The time scale of change refers to the time required for the effects of a perturbation of a process to be expressed. Time scales relevant to ecosystems and their services are shown in Figure 7.1. Inertia refers to the delay or slowness in the response of a system to factors altering their rate of change, including continuation of change in the system after the cause of that change has been removed. resilience refers to the amount of disturbance or stress that a system can absorb and still remain capable of returning to its predisturbance state.
Time Scales and Inertia
Many impacts of humans on ecosystems (both harmful and beneficial) are slow to become apparent; this can result in the costs associated with ecosystem changes being deferred to future generations. For example, excessive phosphorus is accumulating in many agricultural soils, threatening rivers, lakes, and coastal oceans with increased eutrophication. Yet it may take years or decades for the full impact of the phosphorus to become apparent through erosion and other processes (S7.3.2). Similarly, the use of groundwater supplies can exceed the recharge rate for some time before costs of extraction begin to grow significantly. In general, people manage ecosystems in a manner that increases short-term benefits; they may not be aware of, or may ignore, costs that are not readily and immediately apparent. This has the inequitable result of increasing current benefits at costs to future generations.
Different categories of ecosystem services tend to change over different time scales, making it difficult for managers to evaluate trade-offs fully. For example, supporting services such as soil formation and primary production and regulating services such as water and disease regulation tend to change over much longer time scales than provisioning services. As a consequence impacts on more slowly changing supporting and regulating services are often overlooked by managers in pursuit of increased use of provisioning services (S12.ES).
The inertia of various direct and indirect drivers differs considerably, and this strongly influences the time frame for solving ecosystem-related problems once they are identified (RWG, S7).

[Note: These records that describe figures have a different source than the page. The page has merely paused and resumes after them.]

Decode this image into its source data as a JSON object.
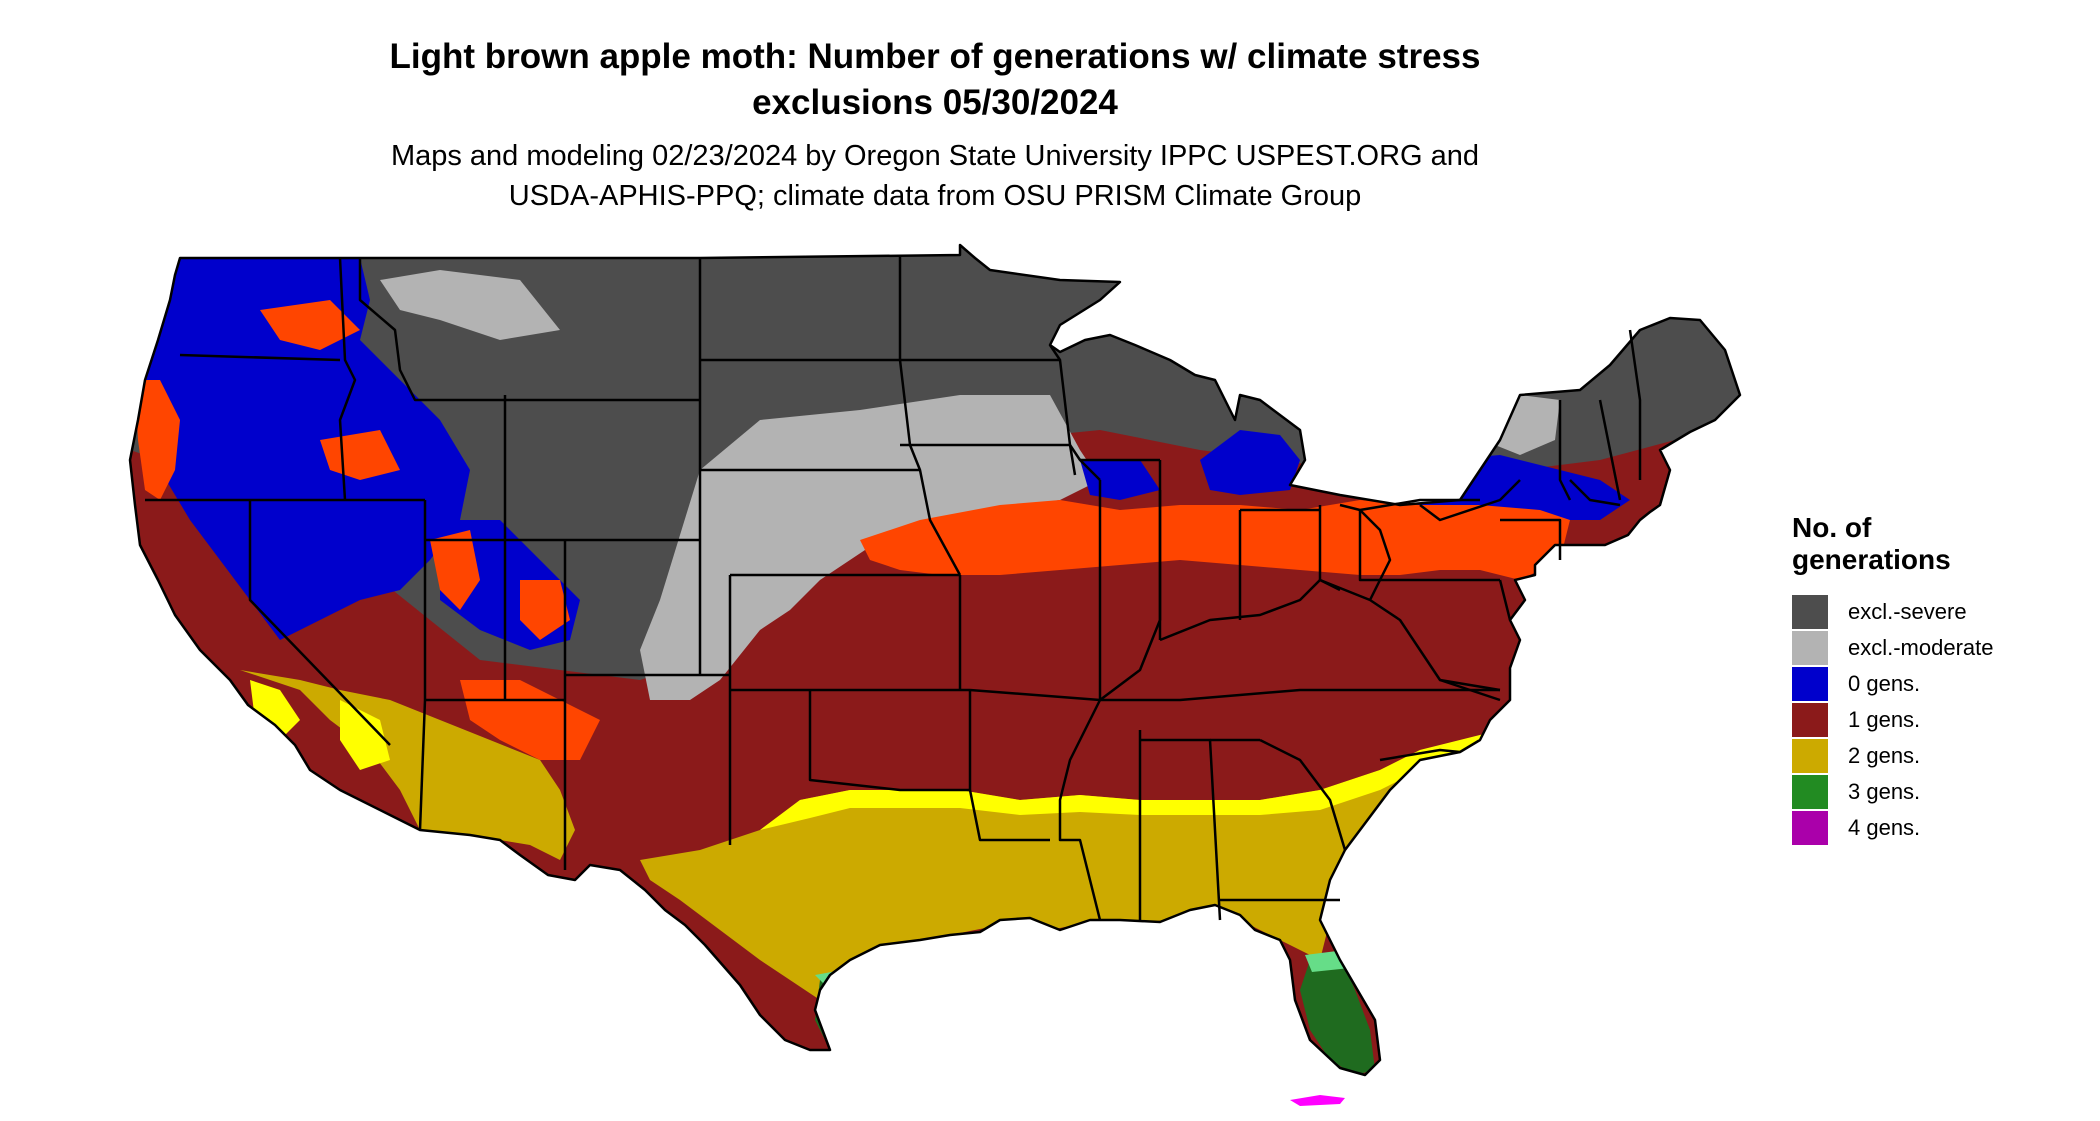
{
  "title": {
    "line1": "Light brown apple moth: Number of generations w/ climate stress",
    "line2": "exclusions 05/30/2024"
  },
  "subtitle": {
    "line1": "Maps and modeling 02/23/2024 by Oregon State University IPPC USPEST.ORG and",
    "line2": "USDA-APHIS-PPQ; climate data from OSU PRISM Climate Group"
  },
  "legend": {
    "title_line1": "No. of",
    "title_line2": "generations",
    "items": [
      {
        "label": "excl.-severe",
        "color": "#4d4d4d"
      },
      {
        "label": "excl.-moderate",
        "color": "#b3b3b3"
      },
      {
        "label": "0 gens.",
        "color": "#0000cc"
      },
      {
        "label": "1 gens.",
        "color": "#8b1a1a"
      },
      {
        "label": "2 gens.",
        "color": "#ccaa00"
      },
      {
        "label": "3 gens.",
        "color": "#228b22"
      },
      {
        "label": "4 gens.",
        "color": "#aa00aa"
      }
    ]
  },
  "map": {
    "region": "contiguous United States",
    "colors": {
      "excl_severe": "#4d4d4d",
      "excl_moderate": "#b3b3b3",
      "gens_0": "#0000cc",
      "gens_1": "#8b1a1a",
      "gens_1_light": "#ff4500",
      "gens_2": "#ccaa00",
      "gens_2_light": "#ffff00",
      "gens_3": "#1f6b1f",
      "gens_3_light": "#66dd88",
      "gens_4": "#ff00ff",
      "state_border": "#000000"
    }
  }
}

For some drivers, such as the overharvest of particular species, lag times are rather short, and the impact of the driver can be minimized or halted within short time frames. For others, such as nutrient loading and, especially, climate change, lag times are much longer, and the impact of the driver cannot be lessened for years or decades.

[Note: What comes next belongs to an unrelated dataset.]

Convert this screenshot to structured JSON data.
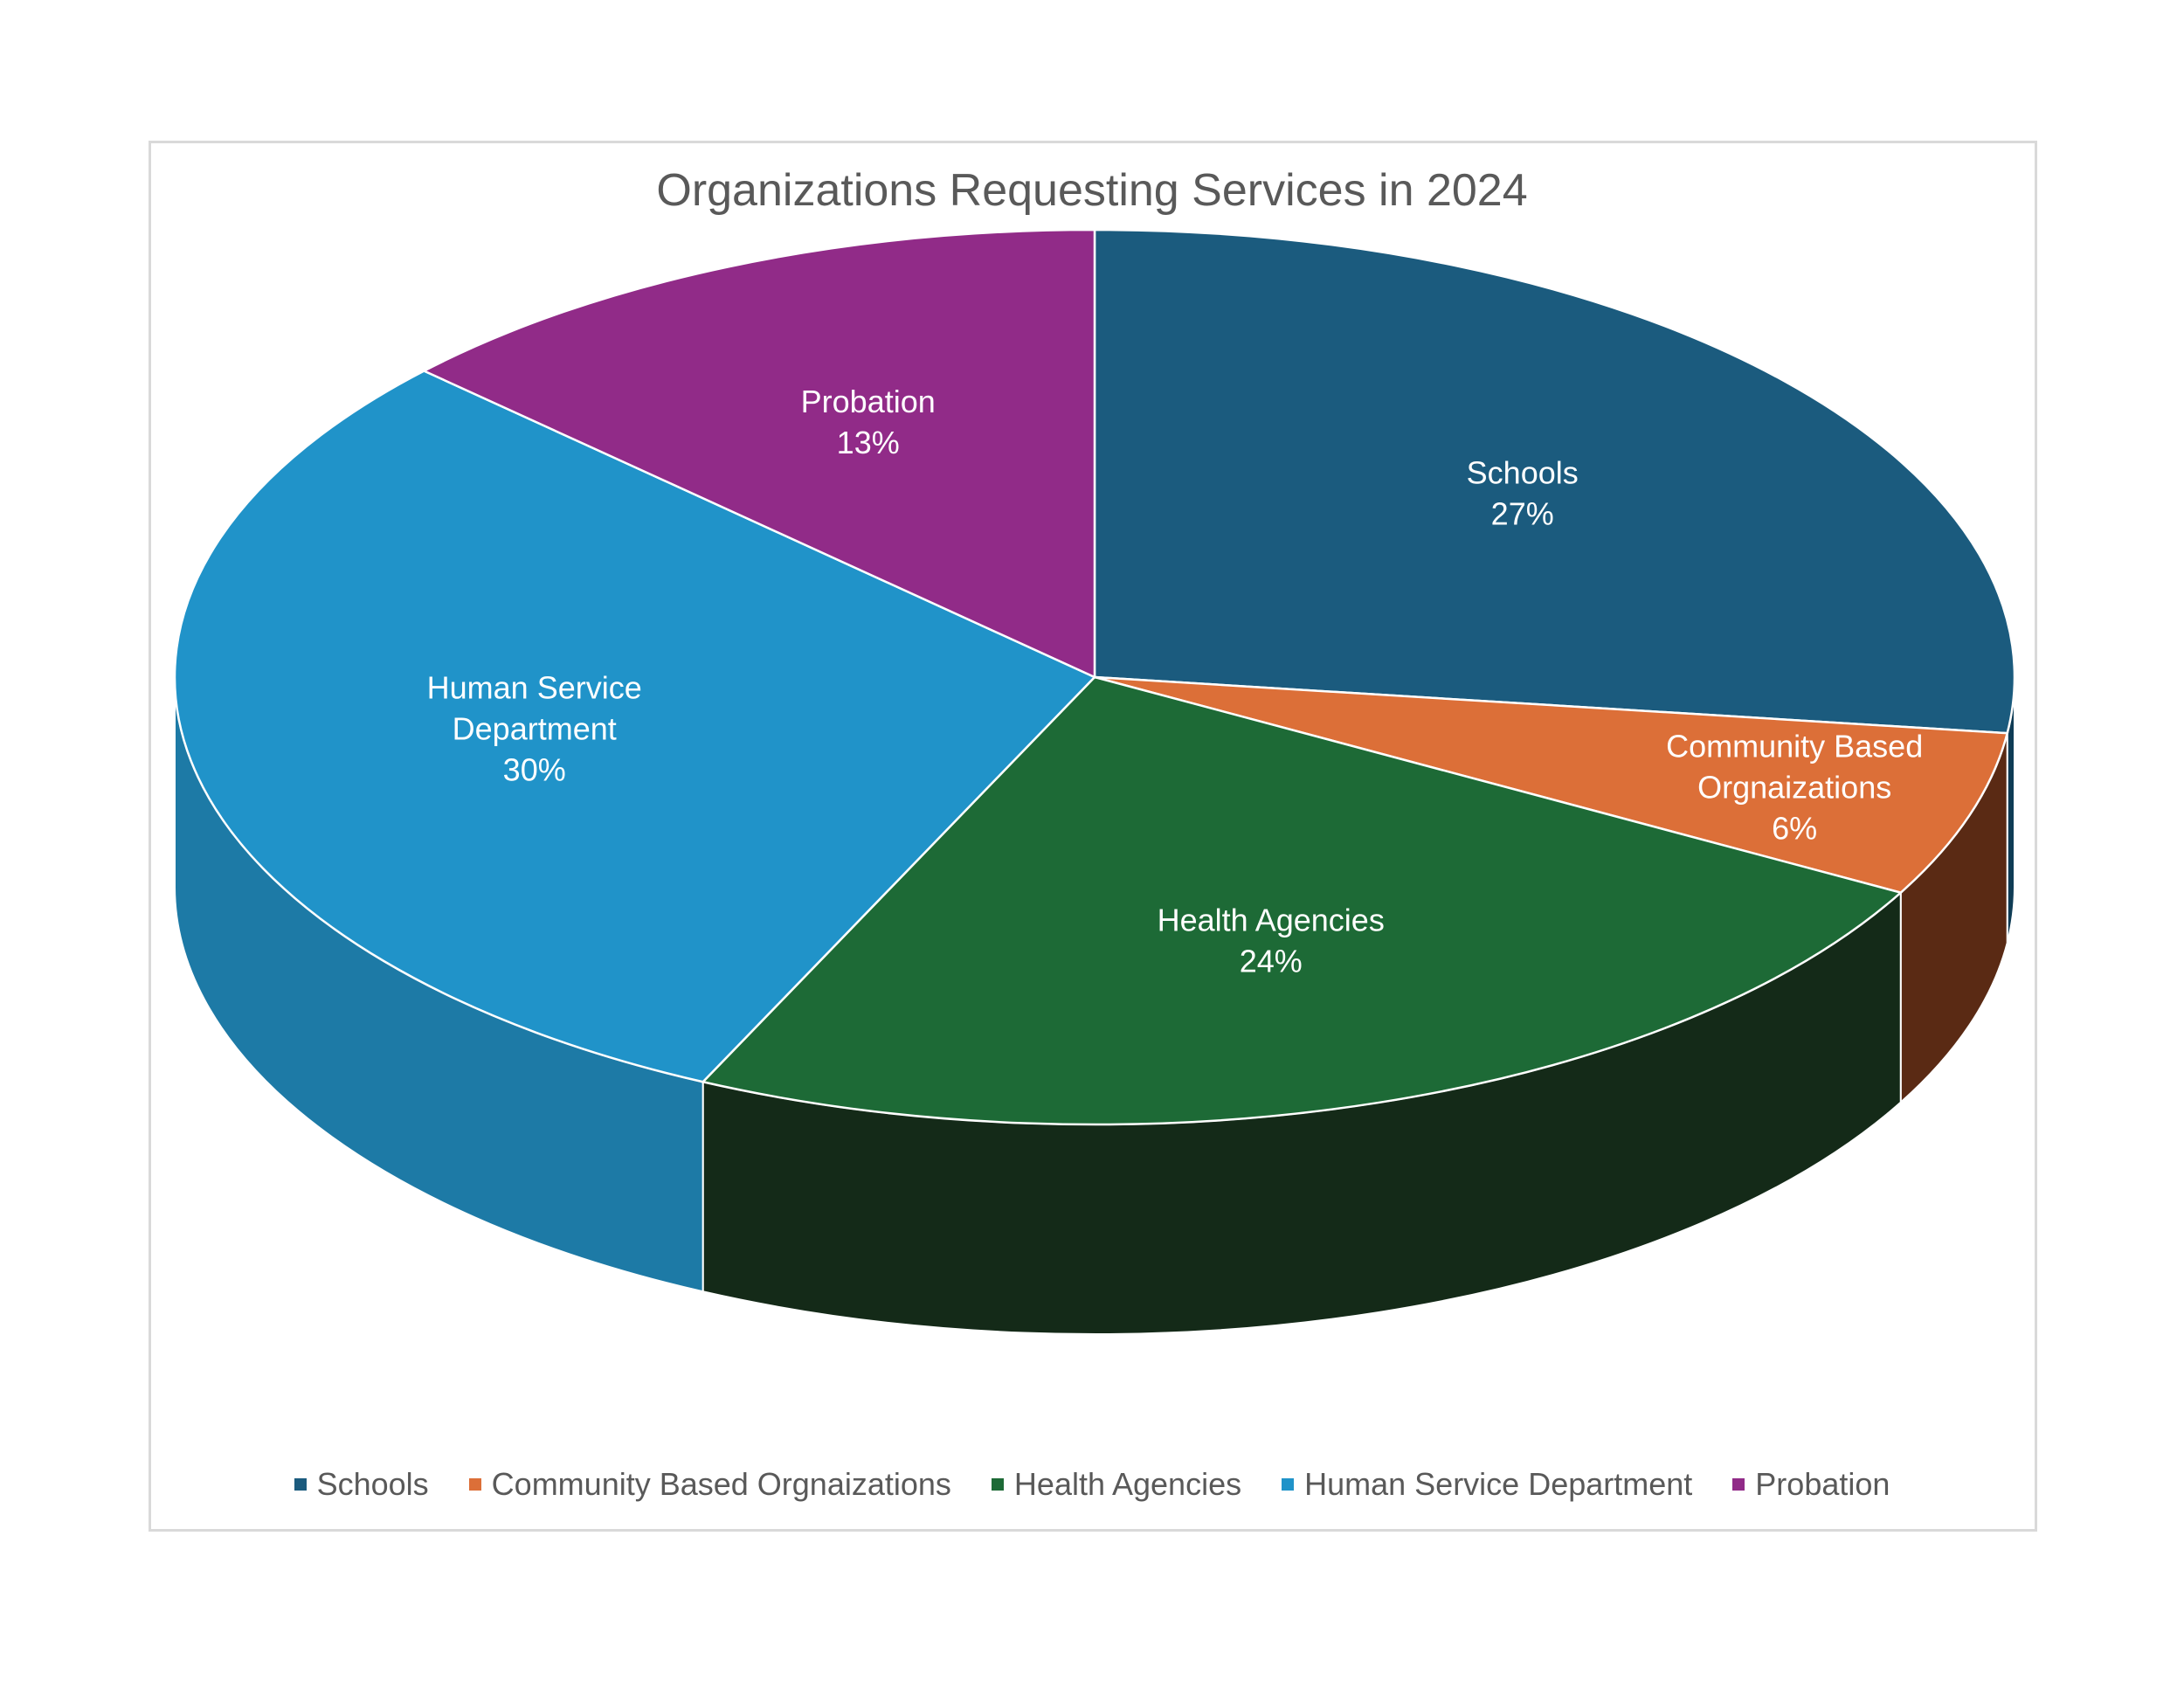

Significant inertia exists in the process of species extinctions that result from habitat loss; even if habitat loss were to end today, it would take hundreds of years for species numbers to reach a new and lower equilibrium due to the habitat changes that have taken place in the last centuries (S10). Most species that will go extinct in the next several centuries will be driven to extinction as a result of loss or degradation of their habitat (either through land cover changes or increasingly through climate changes). Habitat loss can lead to rapid extinction of some species (such as those with extremely limited ranges); but for many species, extinction will only occur after many generations, and long-lived species such as some trees could persist for centuries before ultimately going extinct. This “extinction debt” has important implications. First, while reductions in the rate of habitat loss will protect certain species and have significant long-term benefits for species survival in the aggregate, the impact on rates of extinction over the next 10–50 years is likely to be small (medium certainty). Second, until a species does go extinct, opportunities exist for it to be recovered to a viable population size.